From Pages to Practice
A few weeks ago, I cared for a patient with acute respiratory distress syndrome (ARDS) secondary to community acquired pneumonia. She arrived to the medical ICU on broad-spectrum antibiotics and was intubated for acute hypoxemic respiratory failure with a PaO2:FIO2 (P:F) ratio of 100. We placed her on low-tidal volume ventilation and despite increasing propofol infusion and fentanyl boluses, she kept “bucking the vent” (patient-ventilator dyssynchrony). The patient also had hypoxemia refractory to positive end-expiratory pressure (PEEP) and Fio2 titration. The decision was made to add an infusion of cisatracurium, a neuromuscular blocking (NMB) agent, to maximize her oxygenation by decreasing metabolic demand and patient-ventilator dyssynchrony, and in turn, reduce the risk of ventilator-associated lung injury.
Cisatracurium is one of the few pharmacologic agents (other than agents used to treat the underlying cause) that was thought to improve mortality in ARDS, based on the ACURASYS trial conducted about 10 years ago. The results indicated that early NMB use was associated with significantly improved 90-day survival, when compared with placebo, in patients with moderate-to-severe ARDS (albeit only after adjusting for three baseline covariates). However, early NBM blockade was never widely adopted because it requires deep sedation and the effect on neuromuscular function and other long-term outcomes is uncertain.
In the Reevaluation of Systemic Early Neuromuscular Blockade (ROSE) trial, investigators reexamined the benefits of cisatracurium-induced paralysis in patients with moderate-to-severe ARDS. In this larger trial, patients were randomized to receive cisatracurium (requiring deep sedation) or no NMB (with lighter sedation targets). Mortality at 90 days did not differ significantly between the two groups. Although these results may prove to be an epitaph for routine early NMB use in ARDS, editorialists argue that NMB agents can sometimes be used when physiologically indicated (e.g., dyssynchrony), as in the patient described above.
The following NEJM Journal Watch summary explains the study and results in more detail:
Patricia Kritek, MD reviewing The National Heart, Lung, and Blood Institute PETAL Clinical Trials Network. N Engl J Med 2019 May 19 Slutsky AS and Villar J. N Engl J Med 2019 May 19
Ten years ago, a large randomized trial demonstrated lower mortality when patients with severe acute respiratory distress syndrome (ARDS) were treated with neuromuscular blockade (NMB; NEJM JW Hosp Med Oct 2010 and N Engl J Med 2010; 363:1107). Concerns about the deep sedation required for NMB, as well as the neuromuscular weakness associated with its use, led investigators to reexamine this benefit.
More than 1000 patients with moderate-to-severe ARDS (partial pressure of oxygen: fraction of inspired oxygen [PaO2:FIO2], <150) were randomized to 48 hours of either cisatracurium with deep sedation or light sedation without NMB. More than half of patients had pneumonia; prone positioning was used rarely. The trial included a high positive end-expiratory pressure (PEEP) strategy.
The trial was stopped early for futility. Mortality was quite high (43%) but was not different between groups. Lengths of stay (hospital and intensive care unit) and days free from mechanical ventilation were similar between groups; neuromuscular weakness and patient-reported quality of life at 3, 6, and 12 months also did not differ between groups.

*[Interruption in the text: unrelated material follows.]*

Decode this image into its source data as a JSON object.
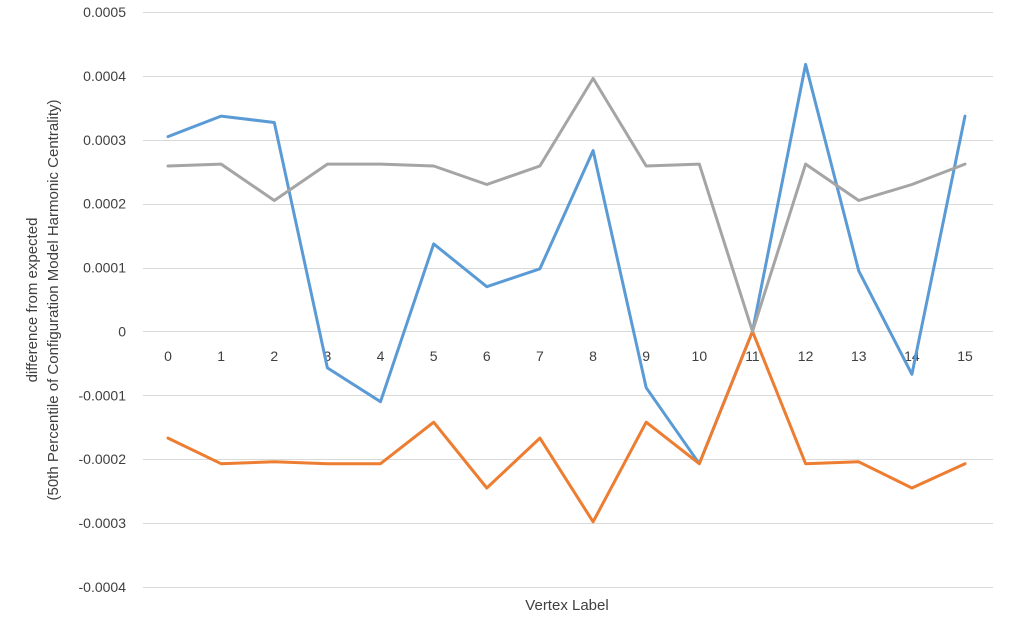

Comment: The high mortality seen in this study is perplexing. Some people have proposed that higher PEEP was not helpful (as the authors suggest) but potentially harmful. Despite this, the results mean that patients with moderate-to-severe ARDS should not be treated uniformly with early NMB. However, I agree with the editorialists' position that NMB still should be considered on an individual basis, particularly for patients with ventilator dyssynchrony. In other patients, early, “moderate-to-severe” ARDS might resolve relatively quickly, mitigating the need for NMB and the downsides of deep sedation.
Tenzing T. Lama, MD, MScRes, is a resident physician in the department of Anesthesiology and Pain Medicine at the University of Washington and a Fellow at the Ethics and Transformative Values Center at the Massachusetts Institute of Technology. He graduated from Harvard Medical School and Oxford. He is ultimately interested in an academic career in cardiac critical care with a research interest in mechanical circulatory support devices and nitric oxide.